Voters will select two candidates on May 15 from a field of five: Michael David, Charles Friedman, Mickey Garcia, Julie Lynn and Jim Slanetz. All appeared at the Idaho Mountain Express Pizza & Politics forum Thursday, April 26, at City Hall.
Creating vitality and jobs, listening to the public and enhancing transparency were common themes throughout the night.
"My goal is to give a voice and power to residents and stakeholders of the community," David said. "By harnessing the talent, creativity and knowledge of our residents and business owners, we can ensure the economic vitality of our city."
He said the city should look for ways to increase support for existing businesses as well as recruit new ones to town.
"I want Ketchum to become a vibrant year-round community, with increased recreational and cultural opportunities to be enjoyed by visitors, [and] part-time and full-time residents," he said. "I want us to find ways to make Ketchum more affordable so more families and individuals can call Ketchum home."
David said he also wants to get more people involved in the public process, using technology as well as face-to-face interactions.
He said a top priority of his would be to increase transparency at the council level.
"I think that there's a lot of ... people that feel decisions are made before they have any input into what the decision is," he said.
Charles Friedman said he, like many people, started out in Ketchum working in the service industry, but later sought out different career options.
"I think one of the big challenges that we all face is figuring out how to make a living here and how to stay and how to purchase a home and how to make this a place a home that we can raise a family, have a living and, ultimately retire here," he said.

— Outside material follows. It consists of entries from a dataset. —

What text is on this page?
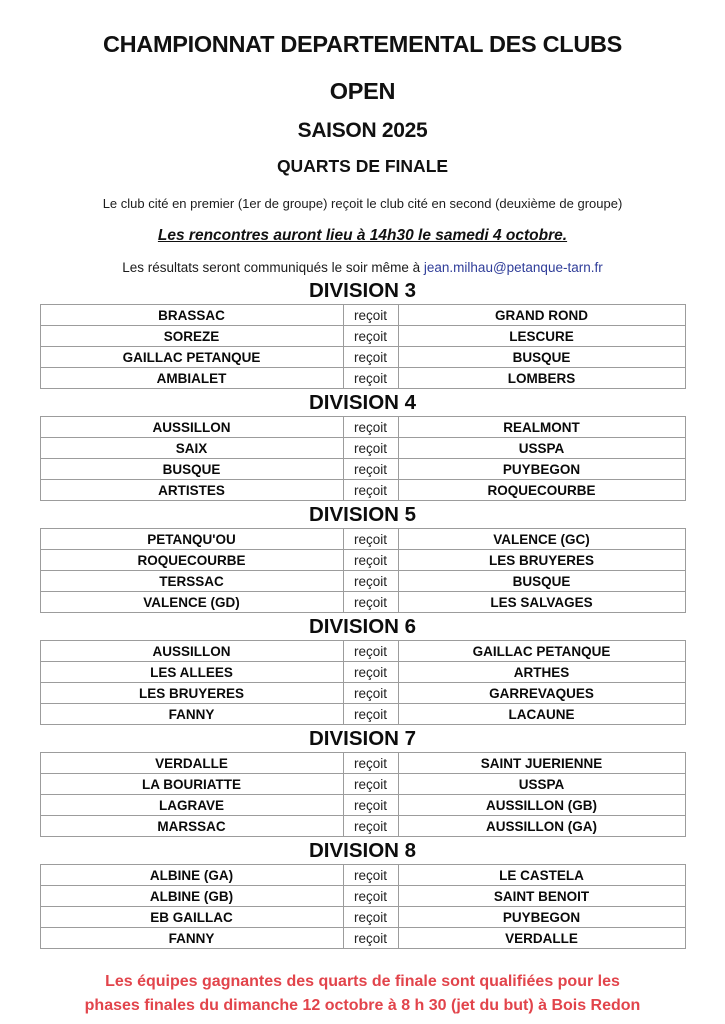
CHAMPIONNAT DEPARTEMENTAL DES CLUBS
OPEN
SAISON 2025
QUARTS DE FINALE
Le club cité en premier (1er de groupe) reçoit le club cité en second (deuxième de groupe)
Les rencontres auront lieu à 14h30 le samedi 4 octobre.
Les résultats seront communiqués le soir même à jean.milhau@petanque-tarn.fr
DIVISION 3
BRASSAC	reçoit	GRAND ROND
SOREZE	reçoit	LESCURE
GAILLAC PETANQUE	reçoit	BUSQUE
AMBIALET	reçoit	LOMBERS
DIVISION 4
AUSSILLON	reçoit	REALMONT
SAIX	reçoit	USSPA
BUSQUE	reçoit	PUYBEGON
ARTISTES	reçoit	ROQUECOURBE
DIVISION 5
PETANQU'OU	reçoit	VALENCE (GC)
ROQUECOURBE	reçoit	LES BRUYERES
TERSSAC	reçoit	BUSQUE
VALENCE (GD)	reçoit	LES SALVAGES
DIVISION 6
AUSSILLON	reçoit	GAILLAC PETANQUE
LES ALLEES	reçoit	ARTHES
LES BRUYERES	reçoit	GARREVAQUES
FANNY	reçoit	LACAUNE
DIVISION 7
VERDALLE	reçoit	SAINT JUERIENNE
LA BOURIATTE	reçoit	USSPA
LAGRAVE	reçoit	AUSSILLON (GB)
MARSSAC	reçoit	AUSSILLON (GA)
DIVISION 8
ALBINE (GA)	reçoit	LE CASTELA
ALBINE (GB)	reçoit	SAINT BENOIT
EB GAILLAC	reçoit	PUYBEGON
FANNY	reçoit	VERDALLE
Les équipes gagnantes des quarts de finale sont qualifiées pour les
phases finales du dimanche 12 octobre à 8 h 30 (jet du but) à Bois Redon
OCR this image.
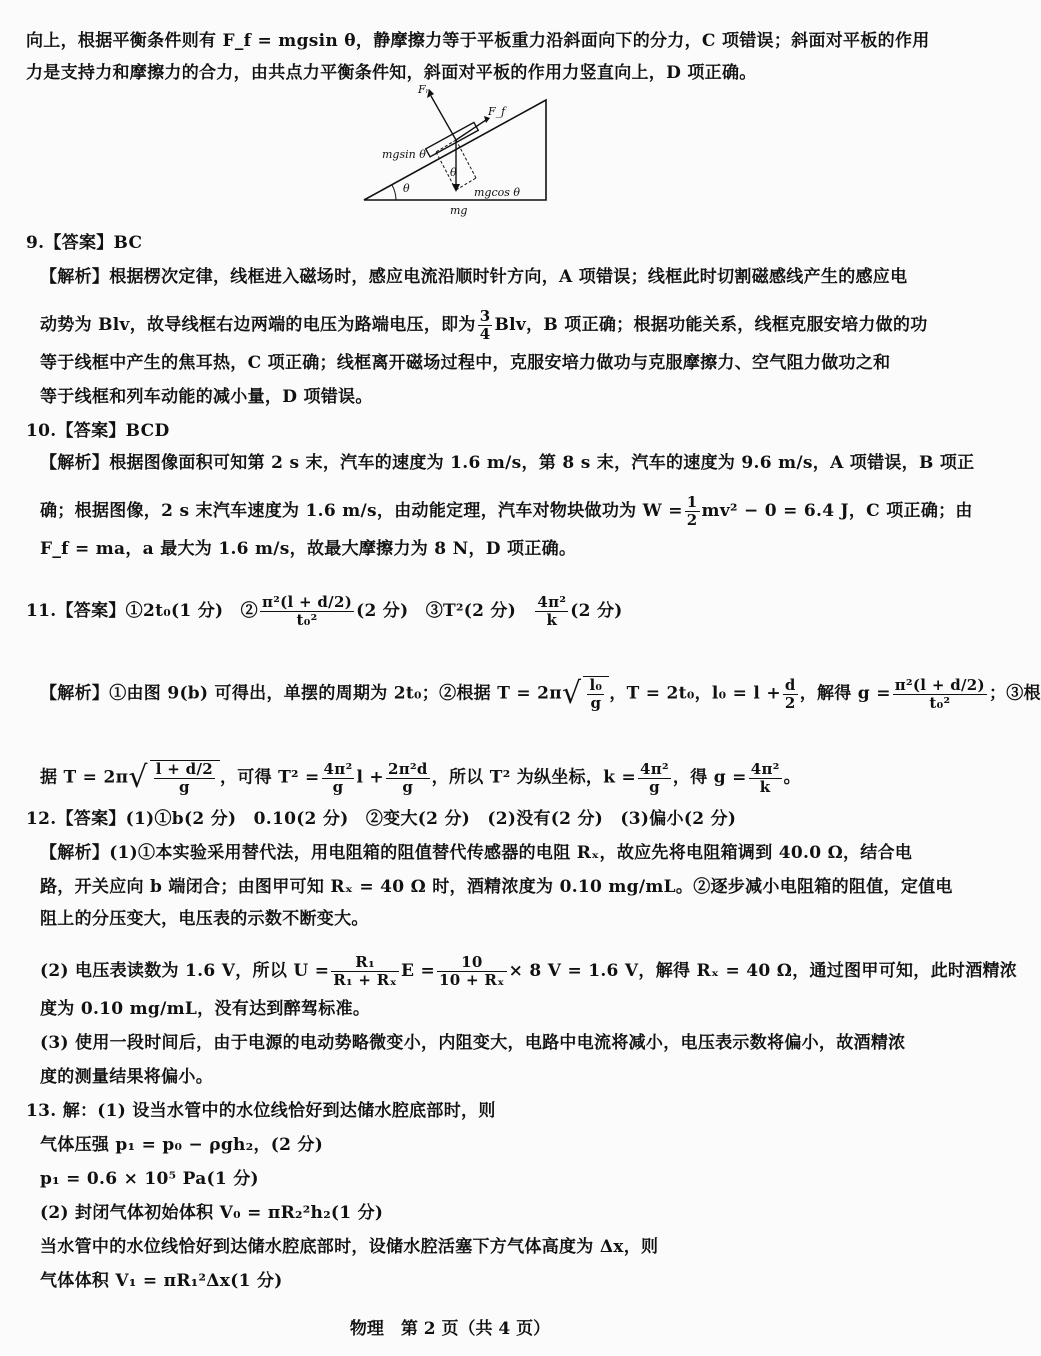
向上，根据平衡条件则有 F_f = mgsin θ，静摩擦力等于平板重力沿斜面向下的分力，C 项错误；斜面对平板的作用
力是支持力和摩擦力的合力，由共点力平衡条件知，斜面对平板的作用力竖直向上，D 项正确。
Fₙ
F_f
mgsin θ
θ
θ
mgcos θ
mg
9.【答案】BC
【解析】根据楞次定律，线框进入磁场时，感应电流沿顺时针方向，A 项错误；线框此时切割磁感线产生的感应电
动势为 Blv，故导线框右边两端的电压为路端电压，即为 $\frac{3}{4}$ Blv，B 项正确；根据功能关系，线框克服安培力做的功
等于线框中产生的焦耳热，C 项正确；线框离开磁场过程中，克服安培力做功与克服摩擦力、空气阻力做功之和
等于线框和列车动能的减小量，D 项错误。
10.【答案】BCD
【解析】根据图像面积可知第 2 s 末，汽车的速度为 1.6 m/s，第 8 s 末，汽车的速度为 9.6 m/s，A 项错误，B 项正
确；根据图像，2 s 末汽车速度为 1.6 m/s，由动能定理，汽车对物块做功为 $W = \frac{1}{2} mv^2 - 0 = 6.4$ J，C 项正确；由
F_f = ma，a 最大为 1.6 m/s，故最大摩擦力为 8 N，D 项正确。
11.【答案】①2t₀(1 分)　② $\frac{\text{π²(l + d/2)}}{\text{t₀²}} (2$ 分)　③T²(2 分)　 $\frac{\text{4π²}}{k} (2$ 分)
【解析】①由图 9(b) 可得出，单摆的周期为 2t₀；②根据 $T = 2\pi√ \frac{\text{l₀}}{g}$ ，T = 2t₀，$l_0 = l + \frac{d}{2}$ ，解得 $g = \frac{\text{π²(l + d/2)}}{\text{t₀²}}$ ；③根
据 $T = 2\pi√ \frac{l + d/2}{g}$ ，可得 $T^2 = \frac{\text{4π²}}{g}$ $l + \frac{\text{2π²d}}{g}$ ，所以 T² 为纵坐标，$k = \frac{\text{4π²}}{g}$ ，得 $g = \frac{\text{4π²}}{k}$ 。
12.【答案】(1)①b(2 分)　0.10(2 分)　②变大(2 分)　(2)没有(2 分)　(3)偏小(2 分)
【解析】(1)①本实验采用替代法，用电阻箱的阻值替代传感器的电阻 Rₓ，故应先将电阻箱调到 40.0 Ω，结合电
路，开关应向 b 端闭合；由图甲可知 Rₓ = 40 Ω 时，酒精浓度为 0.10 mg/mL。②逐步减小电阻箱的阻值，定值电
阻上的分压变大，电压表的示数不断变大。
(2) 电压表读数为 1.6 V，所以 $U = \frac{\text{R₁}}{\text{R₁ + Rₓ}}$ $E = \frac{10}{\text{10 + Rₓ}} \times 8$ V = 1.6 V，解得 Rₓ = 40 Ω，通过图甲可知，此时酒精浓
度为 0.10 mg/mL，没有达到醉驾标准。
(3) 使用一段时间后，由于电源的电动势略微变小，内阻变大，电路中电流将减小，电压表示数将偏小，故酒精浓
度的测量结果将偏小。
13. 解：(1) 设当水管中的水位线恰好到达储水腔底部时，则
气体压强 p₁ = p₀ − ρgh₂，(2 分)
p₁ = 0.6 × 10⁵ Pa(1 分)
(2) 封闭气体初始体积 V₀ = πR₂²h₂(1 分)
当水管中的水位线恰好到达储水腔底部时，设储水腔活塞下方气体高度为 Δx，则
气体体积 V₁ = πR₁²Δx(1 分)
物理　第 2 页（共 4 页）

Friedman said he wants to increase involvement by all segments of the community, including second-home owners and local businesses. He said that to achieve that end, he wants government to be more transparent, which he noted as a top priority. He contended that the city should involve the community earlier in its decision-making.
Friedman said he'd also like to see Ketchum be more fun and more vibrant, attracting more visitors and getting them to stay longer, and getting more people to make this their permanent home.
Instead of offering a vision, Garcia said he would bring common sense and practicality to local government.
"There's too many visions going on," he said. "And everybody starts from their, quote, vision, and then we're all having visions. We need some practical stuff."
He said diversifying the economy is important, and reiterated his belief that development is a good thing for the economy.
"I've supported every hotel that's come—loudly," he said.
In reference to a supermarket that had been proposed for the Light Industrial zone, he said he would have supported it.
"Folks, I'm sorry, I'm pro development," he said. "It's the economy, stupid. If we don't have any development, we don't have any jobs."
He said he'd bring to the job an independent mind.
"I've got common sense," he said. "I'm not susceptible to propaganda from either side. I've got to see data to back up the decisions that are made."
Garcia said his first priority would be to get rid of corruption.
"If you elect me, my little part of the world and your little part of the world will be less corrupt," he said.
Julie Lynn said people have asked her if she's crazy for running.
"I'm actually really excited about the prospect of making Ketchum a more user-friendly town, for locals, visitors and especially our local businesses," she said. "I just think we need to do it in a very prudent way to get the biggest bang we can for our taxpayer bucks."
She said she listens well, is a leader and is experienced in public outreach.
People feel they're not involved, she said, and she could help them feel part of the public process.
"I think it's really important to engage the public," she said.
One way to do that, she said, is to have an open house during Gallery Walk, involving different city segments and initiatives on display in a festive setting.
"There's one thing this town knows how to do and that's throw a party," she said. "I think you could throw a party and have a lot of fun discussing these issues with the open house."
"I'm here to listen, and I would be fair," she added.
Slanetz cited his involvement in the community as a small-business owner, saying it would help him represent that important sector.
"I'm connected to the local businesses and ... the troubles and how hard it is to make it work here," he said.
"I'd like to see Ketchum be a much more vibrant, lively place," he added. "I'd also like to see it be sustainable, too, energy-wise."
He also advocated for a more open process in local government, with more opportunities for public input.
"It does seem like things come up really quickly," he said. "You don't have a chance to comment on it before they're decided on."
He said the city should be consistent, set paths and stick to them.
"I'll listen to everything, from both sides, make rational decisions ... and I'll be accessible to everybody," he said. "I'll follow through and do the best I can to try to make this a great place."